Bonnie Prince Bob – a Surprise in Edinburgh Central
Our occasional collaborator and contributor Bonnie Prince Bob is running for office. That’s not a sentence I had expected to write anytime soon [see his previous; the brilliantly conceived What Was Done? from 2017; his all-time epic takedown Jim Murphy Saviour of the Union (2015); plus of course his savage 2019 assault on festivilisation, There’s No Edinburgh in the Edinburgh Festival].
For an election approached by an exhausted and dispirited electorate – the highly marginal Edinburgh Central may now become a talking point in ways that no-one expected (see the other candidates here).
In fact the rise of independents in Scottish politics may point to a breakdown in party lines as the constitutional deadlock breaks the feasibility of ‘big tent politics’ where party machines can contain individuals unified by a single political aim but containing a multitude of actual views.

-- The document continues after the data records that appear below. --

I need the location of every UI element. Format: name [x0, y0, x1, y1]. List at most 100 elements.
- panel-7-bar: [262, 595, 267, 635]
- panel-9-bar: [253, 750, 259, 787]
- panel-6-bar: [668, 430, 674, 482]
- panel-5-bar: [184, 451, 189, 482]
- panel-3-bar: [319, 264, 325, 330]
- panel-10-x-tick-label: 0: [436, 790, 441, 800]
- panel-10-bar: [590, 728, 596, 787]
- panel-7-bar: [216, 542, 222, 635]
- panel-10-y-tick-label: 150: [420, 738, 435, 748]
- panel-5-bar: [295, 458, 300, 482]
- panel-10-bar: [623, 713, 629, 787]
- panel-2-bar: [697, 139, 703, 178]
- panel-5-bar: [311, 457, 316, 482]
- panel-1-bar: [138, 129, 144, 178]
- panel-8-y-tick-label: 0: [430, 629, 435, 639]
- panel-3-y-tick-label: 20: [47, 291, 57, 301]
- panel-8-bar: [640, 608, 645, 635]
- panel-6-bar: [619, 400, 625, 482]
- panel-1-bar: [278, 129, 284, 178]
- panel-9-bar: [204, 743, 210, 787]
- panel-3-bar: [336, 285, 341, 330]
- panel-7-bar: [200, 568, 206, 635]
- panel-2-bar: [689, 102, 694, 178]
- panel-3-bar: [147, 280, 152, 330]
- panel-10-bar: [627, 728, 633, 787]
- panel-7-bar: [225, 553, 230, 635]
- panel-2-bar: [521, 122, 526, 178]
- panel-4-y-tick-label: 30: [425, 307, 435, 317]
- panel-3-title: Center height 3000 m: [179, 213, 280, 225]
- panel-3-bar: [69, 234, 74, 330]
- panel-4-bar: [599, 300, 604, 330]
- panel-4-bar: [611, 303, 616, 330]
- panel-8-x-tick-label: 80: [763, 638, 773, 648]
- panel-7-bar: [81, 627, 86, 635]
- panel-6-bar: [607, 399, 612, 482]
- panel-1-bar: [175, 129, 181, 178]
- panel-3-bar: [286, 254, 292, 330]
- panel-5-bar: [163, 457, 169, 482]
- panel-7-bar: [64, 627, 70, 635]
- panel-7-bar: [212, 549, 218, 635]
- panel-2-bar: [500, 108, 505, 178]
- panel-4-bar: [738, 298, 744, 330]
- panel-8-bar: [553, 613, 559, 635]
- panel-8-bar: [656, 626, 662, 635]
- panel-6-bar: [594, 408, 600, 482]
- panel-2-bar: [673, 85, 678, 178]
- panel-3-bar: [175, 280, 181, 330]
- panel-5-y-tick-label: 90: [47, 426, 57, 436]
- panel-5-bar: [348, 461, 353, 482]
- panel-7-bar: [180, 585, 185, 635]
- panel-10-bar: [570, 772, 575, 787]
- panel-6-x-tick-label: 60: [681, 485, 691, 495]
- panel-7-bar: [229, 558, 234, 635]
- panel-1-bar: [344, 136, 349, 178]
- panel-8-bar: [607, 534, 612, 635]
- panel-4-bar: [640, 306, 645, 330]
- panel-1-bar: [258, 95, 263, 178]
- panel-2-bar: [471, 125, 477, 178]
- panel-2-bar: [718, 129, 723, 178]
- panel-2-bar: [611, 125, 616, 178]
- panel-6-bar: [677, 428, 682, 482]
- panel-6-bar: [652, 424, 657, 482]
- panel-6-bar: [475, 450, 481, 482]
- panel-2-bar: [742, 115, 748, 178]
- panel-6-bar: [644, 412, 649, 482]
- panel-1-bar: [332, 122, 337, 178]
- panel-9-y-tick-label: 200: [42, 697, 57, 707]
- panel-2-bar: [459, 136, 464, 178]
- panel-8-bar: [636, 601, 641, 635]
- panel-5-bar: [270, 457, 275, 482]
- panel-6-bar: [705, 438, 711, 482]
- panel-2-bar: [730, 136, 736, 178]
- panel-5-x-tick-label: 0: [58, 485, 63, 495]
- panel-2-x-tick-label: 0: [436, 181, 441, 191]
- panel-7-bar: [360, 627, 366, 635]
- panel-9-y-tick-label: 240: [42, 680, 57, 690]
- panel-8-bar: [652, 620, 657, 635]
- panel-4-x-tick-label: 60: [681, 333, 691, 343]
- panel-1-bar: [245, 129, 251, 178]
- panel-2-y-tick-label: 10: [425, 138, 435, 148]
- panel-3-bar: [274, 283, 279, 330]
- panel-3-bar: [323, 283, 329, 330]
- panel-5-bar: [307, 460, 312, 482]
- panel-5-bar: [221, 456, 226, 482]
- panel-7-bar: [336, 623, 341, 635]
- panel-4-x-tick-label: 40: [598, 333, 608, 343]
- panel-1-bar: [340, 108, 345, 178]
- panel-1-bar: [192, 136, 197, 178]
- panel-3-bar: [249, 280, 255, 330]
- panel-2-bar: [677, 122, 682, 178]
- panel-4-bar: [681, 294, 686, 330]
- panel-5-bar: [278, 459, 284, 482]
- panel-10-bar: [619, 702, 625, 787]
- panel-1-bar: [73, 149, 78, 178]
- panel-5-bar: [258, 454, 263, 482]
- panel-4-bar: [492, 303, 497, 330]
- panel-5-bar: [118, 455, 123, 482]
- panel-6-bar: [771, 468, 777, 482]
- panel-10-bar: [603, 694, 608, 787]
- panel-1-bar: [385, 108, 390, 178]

You may not like the Bonnie Princes style, you might not agree with everything he says (I don’t) – but Bonnie Prince Bob is speaking to issues about social cleansing, over-tourism, chronic housing failure, sacrificing the politics of class and inequality to all others, and the professionalisation of politics into an anemic form of managed decline that have been swept under the carpet for far too long.
Edinburgh in particular has suffered under misrule (by all parties) for decades and anyone raising these issues are routinely treated with utter contempt for doing so.
I have heard none of the professional political class speak with any urgency or meaning on any of these issues. The rise of BPB may be a warning shot that the dull binary politics of turgid managerialism aren’t immune from disruption, even in Scotland.